Das von der FUNUS-Stiftung herausgegebene Magazin „Drunter + Drüber“ beschäftigt sich zweimal im Jahr mit Themen unserer Vergänglichkeit. Der Tod gehört zum Leben. Oft gibt er ihm erst seinen Sinn. Denn – um Der Tod zu zitieren, dessen Beitrag wieder ganz hinten im Heft zu finden ist: „Wenn Ihr was zu erledigen habt, tut es in diesem Leben.“ Womit man bei den Untoten wäre, die irgendwie eine Menge Leute begeistern und aus Film und Fernsehen nicht mehr wegzudenken sind.

Was ist da dran? Ist das überhaupt ein Thema für ein Magazin, das sich eigentlich sehr seriös mit dem Thema Endlichkeitskultur beschäftigt?

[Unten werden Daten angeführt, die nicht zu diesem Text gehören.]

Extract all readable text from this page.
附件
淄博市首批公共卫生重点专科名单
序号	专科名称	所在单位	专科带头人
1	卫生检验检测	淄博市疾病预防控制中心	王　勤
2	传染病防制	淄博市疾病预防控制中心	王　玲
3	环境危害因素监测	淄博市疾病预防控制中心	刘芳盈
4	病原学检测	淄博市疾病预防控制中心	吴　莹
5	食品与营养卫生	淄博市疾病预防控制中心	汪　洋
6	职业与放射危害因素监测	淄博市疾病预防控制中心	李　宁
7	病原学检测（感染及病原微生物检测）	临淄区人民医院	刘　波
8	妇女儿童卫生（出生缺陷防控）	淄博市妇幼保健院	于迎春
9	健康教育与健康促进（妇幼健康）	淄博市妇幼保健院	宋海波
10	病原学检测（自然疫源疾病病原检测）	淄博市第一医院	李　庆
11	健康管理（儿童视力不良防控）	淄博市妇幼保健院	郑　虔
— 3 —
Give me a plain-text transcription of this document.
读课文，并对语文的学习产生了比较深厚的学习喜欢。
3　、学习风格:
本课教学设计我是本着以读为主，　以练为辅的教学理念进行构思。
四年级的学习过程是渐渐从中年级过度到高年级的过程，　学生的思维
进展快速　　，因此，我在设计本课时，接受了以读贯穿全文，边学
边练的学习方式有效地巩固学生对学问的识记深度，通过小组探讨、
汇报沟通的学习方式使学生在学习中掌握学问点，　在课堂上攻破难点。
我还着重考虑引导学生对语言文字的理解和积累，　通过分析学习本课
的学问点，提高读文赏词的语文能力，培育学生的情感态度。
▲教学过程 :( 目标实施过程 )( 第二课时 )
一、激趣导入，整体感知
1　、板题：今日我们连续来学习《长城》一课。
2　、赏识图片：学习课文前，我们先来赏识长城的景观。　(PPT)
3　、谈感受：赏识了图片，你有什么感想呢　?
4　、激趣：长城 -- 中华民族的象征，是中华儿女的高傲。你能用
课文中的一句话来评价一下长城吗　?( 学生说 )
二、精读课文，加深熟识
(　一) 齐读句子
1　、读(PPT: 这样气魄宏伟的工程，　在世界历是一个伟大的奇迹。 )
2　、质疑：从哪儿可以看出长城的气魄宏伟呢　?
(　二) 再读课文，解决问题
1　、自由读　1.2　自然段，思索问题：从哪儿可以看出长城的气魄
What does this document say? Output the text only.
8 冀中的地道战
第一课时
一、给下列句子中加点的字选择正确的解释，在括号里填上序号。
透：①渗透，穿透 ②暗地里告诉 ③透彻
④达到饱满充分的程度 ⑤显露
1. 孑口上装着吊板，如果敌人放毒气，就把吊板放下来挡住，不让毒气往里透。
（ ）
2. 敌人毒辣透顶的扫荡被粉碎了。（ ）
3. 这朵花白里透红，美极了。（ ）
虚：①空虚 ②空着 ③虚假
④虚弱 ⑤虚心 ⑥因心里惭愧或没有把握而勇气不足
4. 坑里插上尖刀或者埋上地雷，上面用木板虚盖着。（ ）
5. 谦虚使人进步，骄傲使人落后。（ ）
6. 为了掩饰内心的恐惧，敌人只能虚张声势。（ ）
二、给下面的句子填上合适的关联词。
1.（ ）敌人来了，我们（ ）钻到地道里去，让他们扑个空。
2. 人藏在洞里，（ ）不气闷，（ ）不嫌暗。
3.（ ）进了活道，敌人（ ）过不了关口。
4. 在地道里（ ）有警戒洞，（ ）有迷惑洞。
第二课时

Auch Der Tod kam da, als ihm der Hefttitel übermittelt wurde, erst einmal auf völlig andere Assoziationen: „Na, das wird wohl eine Kolumne über deutsches Beamtentum. Über Faxgeräte, apokalyptische Paragraphenreiter und Angestellte, wo selbst ich als Profi nur schwer zwischen ‚bereits verstorben‘ oder ‚noch arbeitend‘ zu unterscheiden vermag.“

Schwarzer Humor eben. Aber eben auch ein kleiner, aber nicht zu überlesender Hinweis darauf, dass das Thema eigentlich größer ist als das, was Thrillerautoren und Regisseure da nun seit über 100 Jahren am laufenden Band mit Vampiren, Ghulen, Wiedergänger, in die Welt zurückkehrenden Toten aller Art inszenieren. Auch wenn diese Inszenierungen mit uralten menschlichen Ängsten zu tun haben, über die in mehreren Beiträgen im Heft ausführlich geschrieben wird.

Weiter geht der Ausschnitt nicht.